A morte precoce de uma artista

A morte precoce de uma artista

A morte precoce de uma artista

Nunca esperamos a morte, mesmo dos acamados, desvalidos e mais velhos. Não pensamos na morte e vivemos como se não fôssemos morrer.

Marília Mendonça, uma cantautora impressionante, faleceu semana passada, dia 05 de novembro – em um trágico acidente aéreo.

Quando eu era criança lembro do impacto da morte precoce de Kurt Cobain, de Renato Russo, e principalmente dos Mamonas Assassinas – marco em qualquer adolescente ou criança dos anos 1990.

Lá pelos vinte e poucos anos, a morte de Amy Winehouse – outra artista insubstituível também me marcou. E tantos outros artistas que deixam os palcos da vida de maneira tão precoce. Tão repentina.

Leciono música erudita, música brasileira, jazz ocasionalmente. E nunca considerei ou considero o que faço melhor que qualquer artista da indústria fonográfica. Sejamos coerentes – não existe música melhor ou pior.

Indústria

A indústria fonográfica gosta de tapar buraco, e esquece de seus ídolos de maneira quase automática, se virando para uma nova tendência, um novo estilo ou gênero, um outro artista. Trata-se de uma roda ininterrupta, que precisamos ingressar com ela andando, e ciente de que não podemos deixá-la, embora nos tirem dela se chegamos a idade indesejada.

A indústria tem idade. Quem mais consome música no mundo são os mais jovens, e sempre foi assim, daí a necessidade de manter a roda girando.

Enlutados estão os fãs e nós, colegas. A indústria se aproveita.

Marília Mendonça me surpreendeu desde a primeira vez que eu ouvi. Uma voz muito marcante. Potente, com uma rouquidão linda que me lembrou Louis Armstrong.

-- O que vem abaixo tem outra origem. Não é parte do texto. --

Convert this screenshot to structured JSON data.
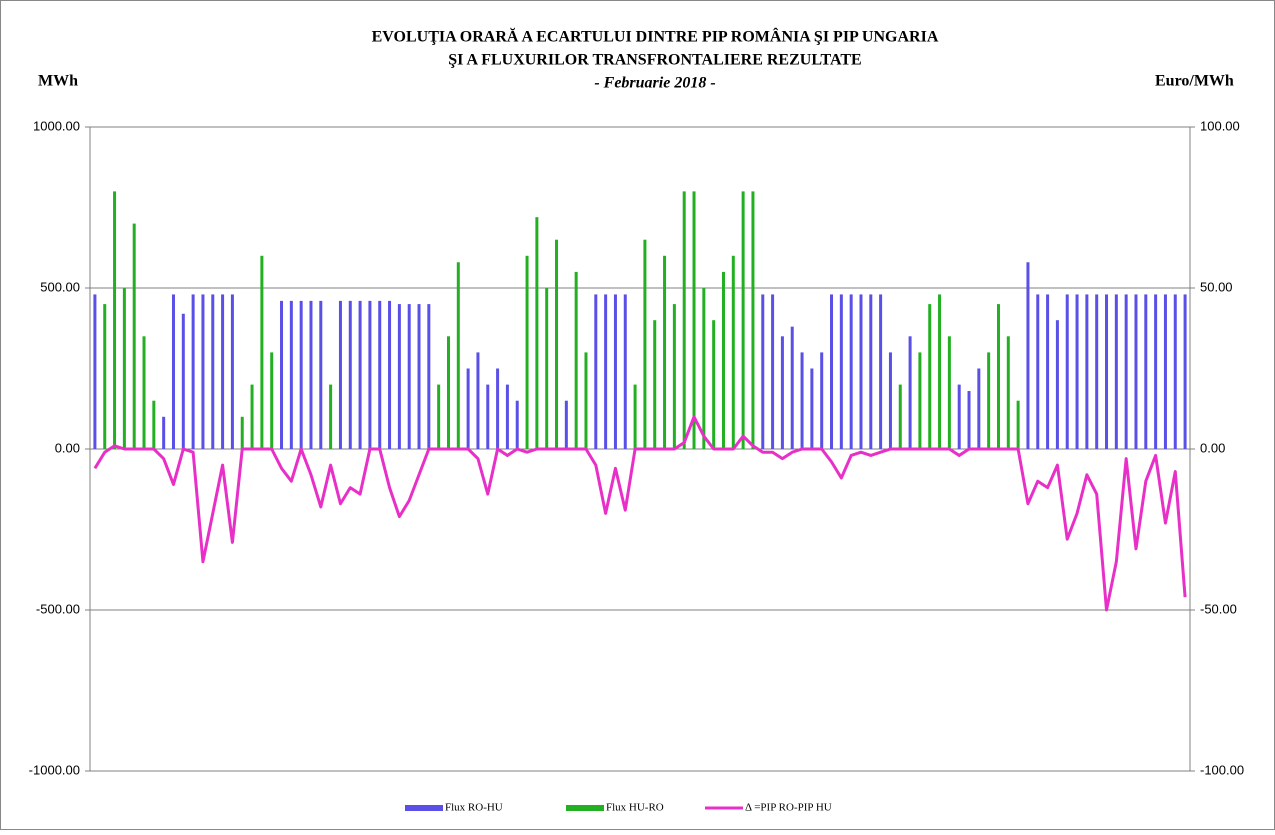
{
  "chart_data": {
    "type": "bar-line",
    "title": "EVOLUŢIA ORARĂ A ECARTULUI DINTRE PIP ROMÂNIA ŞI PIP UNGARIA",
    "subtitle": "ŞI A FLUXURILOR TRANSFRONTALIERE REZULTATE",
    "period": "- Februarie 2018 -",
    "y_label": "MWh",
    "y2_label": "Euro/MWh",
    "categories": [
      null,
      null,
      null,
      null,
      null,
      null,
      null,
      null,
      null,
      null,
      null,
      null,
      null,
      null,
      null,
      null,
      null,
      null,
      null,
      null,
      null,
      null,
      null,
      null,
      null,
      null,
      null,
      null,
      null,
      null,
      null,
      null,
      null,
      null,
      null,
      null,
      null,
      null,
      null,
      null,
      null,
      null,
      null,
      null,
      null,
      null,
      null,
      null,
      null,
      null,
      null,
      null,
      null,
      null,
      null,
      null,
      null,
      null,
      null,
      null,
      null,
      null,
      null,
      null,
      null,
      null,
      null,
      null,
      null,
      null,
      null,
      null,
      null,
      null,
      null,
      null,
      null,
      null,
      null,
      null,
      null,
      null,
      null,
      null,
      null,
      null,
      null,
      null,
      null,
      null,
      null,
      null,
      null,
      null,
      null,
      null,
      null,
      null,
      null,
      null,
      null,
      null,
      null,
      null,
      null,
      null,
      null,
      null,
      null,
      null,
      null,
      null
    ],
    "series": [
      {
        "name": "Flux RO-HU",
        "color": "#5a4fe6",
        "values": [
          480,
          0,
          0,
          0,
          0,
          0,
          0,
          100,
          480,
          420,
          480,
          480,
          480,
          480,
          480,
          0,
          0,
          0,
          0,
          460,
          460,
          460,
          460,
          460,
          0,
          460,
          460,
          460,
          460,
          460,
          460,
          450,
          450,
          450,
          450,
          0,
          0,
          0,
          250,
          300,
          200,
          250,
          200,
          150,
          0,
          0,
          0,
          0,
          150,
          0,
          0,
          480,
          480,
          480,
          480,
          0,
          0,
          0,
          0,
          0,
          0,
          0,
          0,
          0,
          0,
          0,
          0,
          0,
          480,
          480,
          350,
          380,
          300,
          250,
          300,
          480,
          480,
          480,
          480,
          480,
          480,
          300,
          0,
          350,
          0,
          0,
          0,
          0,
          200,
          180,
          250,
          0,
          0,
          0,
          0,
          580,
          480,
          480,
          400,
          480,
          480,
          480,
          480,
          480,
          480,
          480,
          480,
          480,
          480,
          480,
          480,
          480
        ]
      },
      {
        "name": "Flux HU-RO",
        "color": "#22b022",
        "values": [
          0,
          450,
          800,
          500,
          700,
          350,
          150,
          0,
          0,
          0,
          0,
          0,
          0,
          0,
          0,
          100,
          200,
          600,
          300,
          0,
          0,
          0,
          0,
          0,
          200,
          0,
          0,
          0,
          0,
          0,
          0,
          0,
          0,
          0,
          0,
          200,
          350,
          580,
          0,
          0,
          0,
          0,
          0,
          0,
          600,
          720,
          500,
          650,
          0,
          550,
          300,
          0,
          0,
          0,
          0,
          200,
          650,
          400,
          600,
          450,
          800,
          800,
          500,
          400,
          550,
          600,
          800,
          800,
          0,
          0,
          0,
          0,
          0,
          0,
          0,
          0,
          0,
          0,
          0,
          0,
          0,
          0,
          200,
          0,
          300,
          450,
          480,
          350,
          0,
          0,
          0,
          300,
          450,
          350,
          150,
          0,
          0,
          0,
          0,
          0,
          0,
          0,
          0,
          0,
          0,
          0,
          0,
          0,
          0,
          0,
          0,
          0
        ]
      },
      {
        "name": "Δ =PIP RO-PIP HU",
        "color": "#e830c8",
        "axis": "y2",
        "values": [
          -6,
          -1,
          1,
          0,
          0,
          0,
          0,
          -3,
          -11,
          0,
          -1,
          -35,
          -20,
          -5,
          -29,
          0,
          0,
          0,
          0,
          -6,
          -10,
          0,
          -8,
          -18,
          -5,
          -17,
          -12,
          -14,
          0,
          0,
          -12,
          -21,
          -16,
          -8,
          0,
          0,
          0,
          0,
          0,
          -3,
          -14,
          0,
          -2,
          0,
          -1,
          0,
          0,
          0,
          0,
          0,
          0,
          -5,
          -20,
          -6,
          -19,
          0,
          0,
          0,
          0,
          0,
          2,
          10,
          4,
          0,
          0,
          0,
          4,
          1,
          -1,
          -1,
          -3,
          -1,
          0,
          0,
          0,
          -4,
          -9,
          -2,
          -1,
          -2,
          -1,
          0,
          0,
          0,
          0,
          0,
          0,
          0,
          -2,
          0,
          0,
          0,
          0,
          0,
          0,
          -17,
          -10,
          -12,
          -5,
          -28,
          -20,
          -8,
          -14,
          -50,
          -35,
          -3,
          -31,
          -10,
          -2,
          -23,
          -7,
          -46
        ]
      }
    ],
    "ylim": [
      -1000,
      1000
    ],
    "yticks": [
      {
        "value": -1000,
        "label": "-1000.00"
      },
      {
        "value": -500,
        "label": "-500.00"
      },
      {
        "value": 0,
        "label": "0.00"
      },
      {
        "value": 500,
        "label": "500.00"
      },
      {
        "value": 1000,
        "label": "1000.00"
      }
    ],
    "y2lim": [
      -100,
      100
    ],
    "y2ticks": [
      {
        "value": -100,
        "label": "-100.00"
      },
      {
        "value": -50,
        "label": "-50.00"
      },
      {
        "value": 0,
        "label": "0.00"
      },
      {
        "value": 50,
        "label": "50.00"
      },
      {
        "value": 100,
        "label": "100.00"
      }
    ],
    "grid": true,
    "legend": "bottom"
  }
}
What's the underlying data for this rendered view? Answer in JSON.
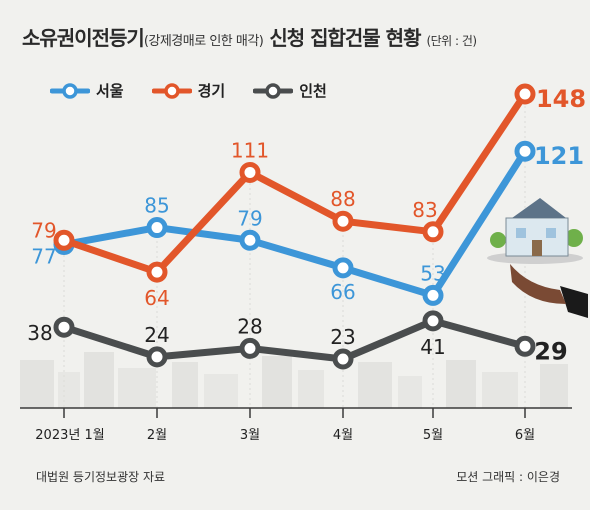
{
  "title": {
    "main": "소유권이전등기",
    "paren": "(강제경매로 인한 매각)",
    "rest": " 신청 집합건물 현황 ",
    "unit": "(단위 : 건)"
  },
  "colors": {
    "seoul": "#3d96d8",
    "gyeonggi": "#e2562a",
    "incheon": "#4a4d4e",
    "background": "#f1f1ee"
  },
  "footer": {
    "source": "대법원 등기정보광장 자료",
    "credit": "모션 그래픽 : 이은경"
  },
  "chart_data": {
    "type": "line",
    "categories": [
      "2023년 1월",
      "2월",
      "3월",
      "4월",
      "5월",
      "6월"
    ],
    "series": [
      {
        "key": "seoul",
        "name": "서울",
        "values": [
          77,
          85,
          79,
          66,
          53,
          121
        ]
      },
      {
        "key": "gyeonggi",
        "name": "경기",
        "values": [
          79,
          64,
          111,
          88,
          83,
          148
        ]
      },
      {
        "key": "incheon",
        "name": "인천",
        "values": [
          38,
          24,
          28,
          23,
          41,
          29
        ]
      }
    ],
    "legend_position": "top-left",
    "grid": false,
    "xlabel": "",
    "ylabel": ""
  }
}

Pude conhecer sua voz em um estúdio, e entender que logo logo ela estaria entre as cantoras mais aclamadas – ela não tinha dezessete anos e já compunha com desenvoltura em seu gênero e ritmos favoritos.

Marília Mendonça – Eu Sei De Cor #MariliaMendoncaEuSeiDeCor (Agora é que são elas) – YouTube

A trupe do jazz pira, mas que ritmo é esse, senão um encantador bolero? Como fez nos anos 1950 e 1960 Anísio Silva?

Sertanejo é o que gente? É música do nosso país! Eu ouvi nelas nesses anos muita brasilidade, o que me orgulha ainda mais de ser apreciador de tudo que Marília construiu.

Nem sei o que dizer, triste demais.

Sexta-feira, dia 5 de novembro, esse produtor musical e músico que escreve, ficou em choque. Foi inevitável pensar na minha carreira, das minhas decisões, de quando decidi deixar a vida de nômade como músico acompanhante – o que era um sonho para mim.

Decidi passar mais tempo na minha cidade, compondo, produzindo em meu próprio estúdio, e lecionando, formando outros músicos. E o sonho ficou. De vez em quando ele cutuca, e em um momento triste desses, o sonho desaparece.

Marília deixa um legado enorme, mas o pior, deixa seu filho, um bebê apenas. Isso é muito triste. Quem tem um filho nessa idade chorou em dobro, o medo bate amigo, e bate fundo. Tudo passa na cabeça, é mais forte que o controle do pensamento.

E tudo que passa na cabeça sim, passa reconhecendo que o Brasil perdeu uma voz expressiva, mas também estamos nesse contexto como músicos.

O que era Marília?

Marília além de tudo era uma voz forte e que cantava o Brasil do seu ponto de vista – um ponto de vista de que o Brasil precisava em sua indústria, sem dúvidas, mas muito mais para a sociedade.

Somos humanos, e podemos morrer a qualquer instante. E foi assim, um misto de sentimentos o que vivemos sexta. Sou músico, e a voz cessou.

Marília cantou a força das mulheres, a luta, e assim espero que seus versos ecoem e alimentem outros artistas. A indústria pode procurar, mas igual a Marília acho bem complicado encontrar em dez gerações.

Lamento profundamente a partida precoce de qualquer artista, mas ainda mais de uma artista como Marília Mendonça.